Ces ruelles et couloir forment un labyrinthe, souvent les ruelles sont aveugles. Je dois revenir sur mes pas. Demander la Source Bleue aux passants n’est pas la solution. Femmes et enfants ne comprennent pas quant aux hommes, ils disent un peu n’importe quoi. Je trouve enfin le vaste complexe qui compose la Source : un long bassin, une piscine en demi-lune avec des demi-sphères de pierre. La ville a été construite autour de ce point d’eau. En face : un monument imposant, la Casbah Aghenaj ou citadelle édifiée en 1820 sur l’ordre de Moulay Slimane avec 5 tours de guet, de hauts murs crénelés. A l’intérieur, un curieux agencement de murets. Si j’ai compris les explications du panneau, c’est un système hydraulique. Récemment la citadelle a été restaurée, on y a fait un amphithéâtre pour des évènements culturels. Un bâtiment hémisphérique est un peu énigmatique avec les perches de bois qui dépassent et hérissent l’extérieur.

Tiznit mosquée

On retrouve ces mêmes perches sur le minaret de la Grande Mosquée voisine. Plusieurs explications : prosaïque les constructeurs les auraient utilisées puis laissées. Plus poétique :  les âmes des défunts s’y reposeraient.

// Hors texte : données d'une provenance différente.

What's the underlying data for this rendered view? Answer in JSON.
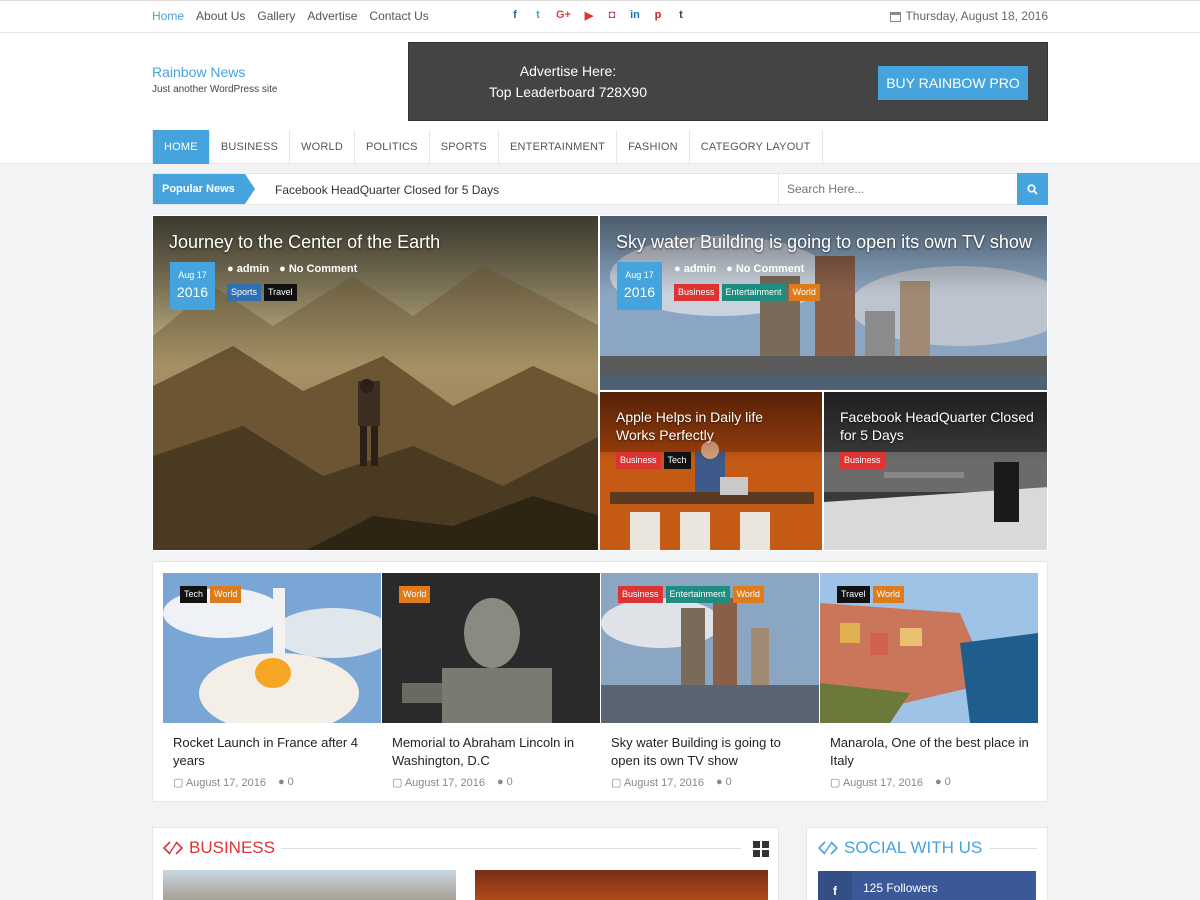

Retour par Aglou par la route côtière. Aglou est une station balnéaire en pleine expansion. On construit partout. La corniche a l’air jolie, le long de la plage de sable blanc mais difficile d’y accéder avec les travaux. Le reste est loti, voirie et éclairage déjà prêts mais aucun bâti. Nous espérons trouver mieux plus loin et trouver un accès à la mer. Des résidences ont privatisé les routes. Enfin, près de Mirleft, nous approchons de la dune en longeant une résidence luxueuse avec des dizaines de villas dans un environnement arboré et fleuri. C’est la Résidence Evasion où se trouve la villa que nous avions louée et annulée. Nous nous félicitons de rester à Aftas Trip.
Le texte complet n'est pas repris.